As sometimes will happen, I started thinking about the Tobe Hooper’s Lifeforce (1985) this afternoon. Some of you may recall this as the movie wherein beautiful vampires from space walk buck naked around London sucking the life out of everyone in their way. I do so enjoy the tragically under utilized theme of space vampires (Mario Bava’s Planet of the Vampires being my favorite), and I occasionally come back to this film in my imagination, for it made a deep impression on me (for several reasons) when it came out in the mid-80s.

Image of the LessonAnd while thinking about it this afternoon, I finally made a connection that was staring me in the face for all these years: Eugène Ionesco’s play The Lesson. I’m now, once again, excited about re-watching Lifeforce. I loved Ionesco’s plays while an undergrad, and my all-time favorite remains The Lesson because it was just so wild to experience the young student, so full of vivacity and innocence, come into the older, seemingly meek professor’s flat for a lesson, only to be increasingly sapped of all her energy and wonder as the play progressed. Her docent’s mounting anger and abusive attacks on her ignorance as the play progressed were beautifully wrought. At the end of the play the professor had literally sucked all the life out of this student, and it ends with him ominously greeting his next victim.
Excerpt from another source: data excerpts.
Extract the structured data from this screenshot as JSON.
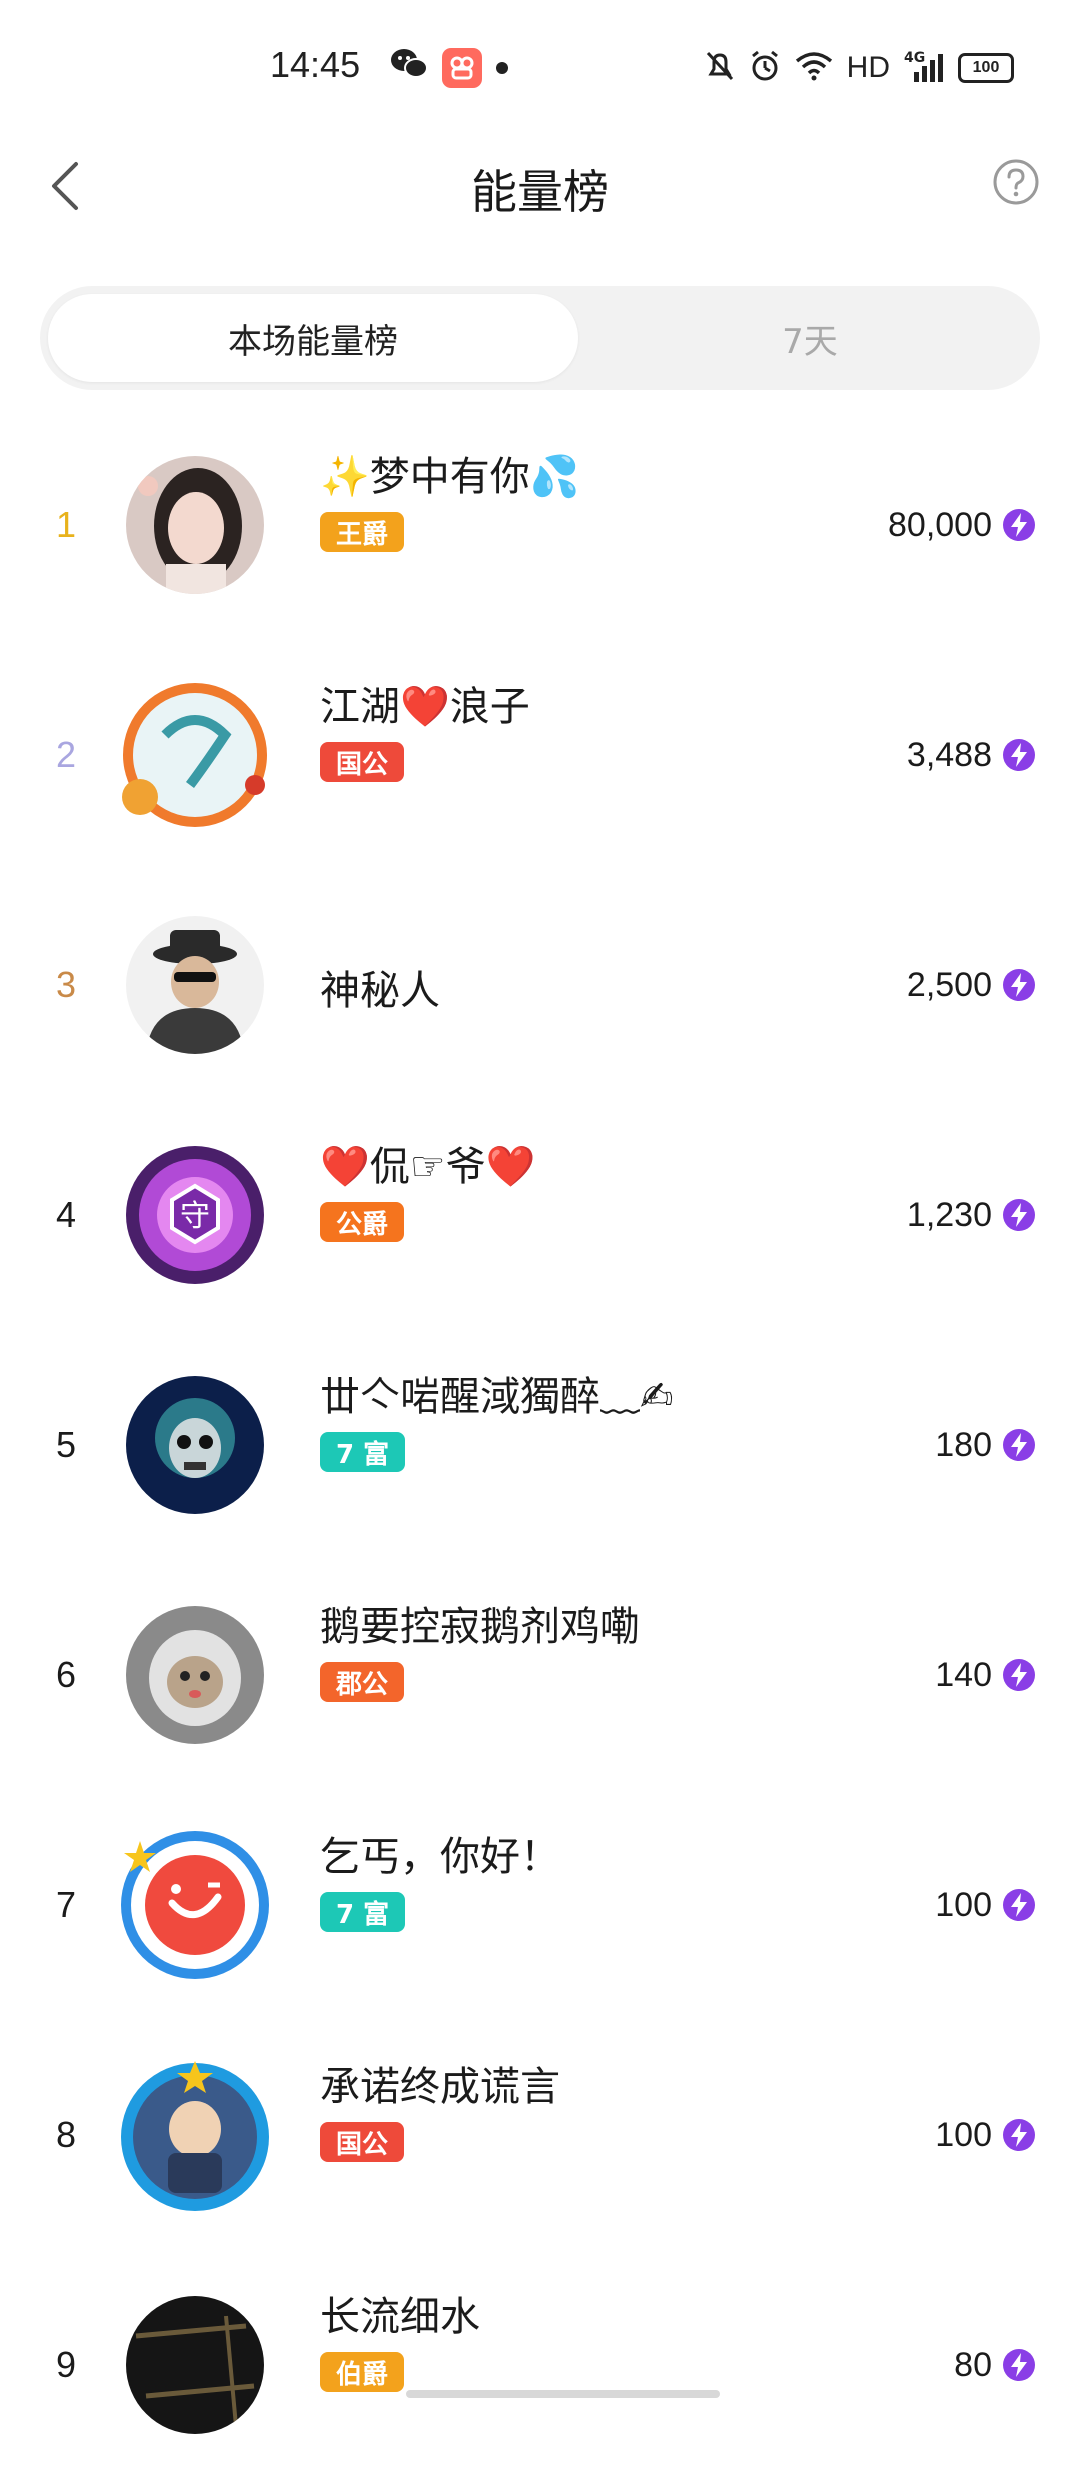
{
  "status_bar": {
    "time": "14:45",
    "network": "HD",
    "signal": "4G",
    "battery": "100"
  },
  "header": {
    "title": "能量榜"
  },
  "tabs": [
    {
      "label": "本场能量榜",
      "active": true
    },
    {
      "label": "7天",
      "active": false
    }
  ],
  "colors": {
    "rank1": "#e8b21c",
    "rank2": "#a9a6e0",
    "rank3": "#c98a48",
    "bolt": "#8a3ee6"
  },
  "ranking": [
    {
      "rank": "1",
      "name": "✨梦中有你💦",
      "badge": "王爵",
      "badge_color": "#f3a21c",
      "value": "80,000"
    },
    {
      "rank": "2",
      "name": "江湖❤️浪子",
      "badge": "国公",
      "badge_color": "#ee4a3a",
      "value": "3,488"
    },
    {
      "rank": "3",
      "name": "神秘人",
      "badge": "",
      "badge_color": "",
      "value": "2,500"
    },
    {
      "rank": "4",
      "name": "❤️侃☞爷❤️",
      "badge": "公爵",
      "badge_color": "#f5741e",
      "value": "1,230"
    },
    {
      "rank": "5",
      "name": "丗亽啱醒淢獨醉﹏✍",
      "badge": "7 富",
      "badge_color": "#1dc8b6",
      "value": "180"
    },
    {
      "rank": "6",
      "name": "鹅要控寂鹅剂鸡嘞",
      "badge": "郡公",
      "badge_color": "#f3652b",
      "value": "140"
    },
    {
      "rank": "7",
      "name": "乞丐，你好！",
      "badge": "7 富",
      "badge_color": "#1dc8b6",
      "value": "100"
    },
    {
      "rank": "8",
      "name": "承诺终成谎言",
      "badge": "国公",
      "badge_color": "#ee4a3a",
      "value": "100"
    },
    {
      "rank": "9",
      "name": "长流细水",
      "badge": "伯爵",
      "badge_color": "#f3a21c",
      "value": "80"
    }
  ]
}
And while the professor actually murders the student with a knife, the vampire theme is really what I like about this play. You can frame this life force metaphor for tapping some one’s “bodily essence” in so many fun ways. And while Tobe Hooper’s film is far less subtle and linguistically provocative than Ionesco’s play, the actual scenes of life sucking and the resulting shriveled up corpses certainly hold a space in my imagination right alongside Ionesco’s superb absurdity.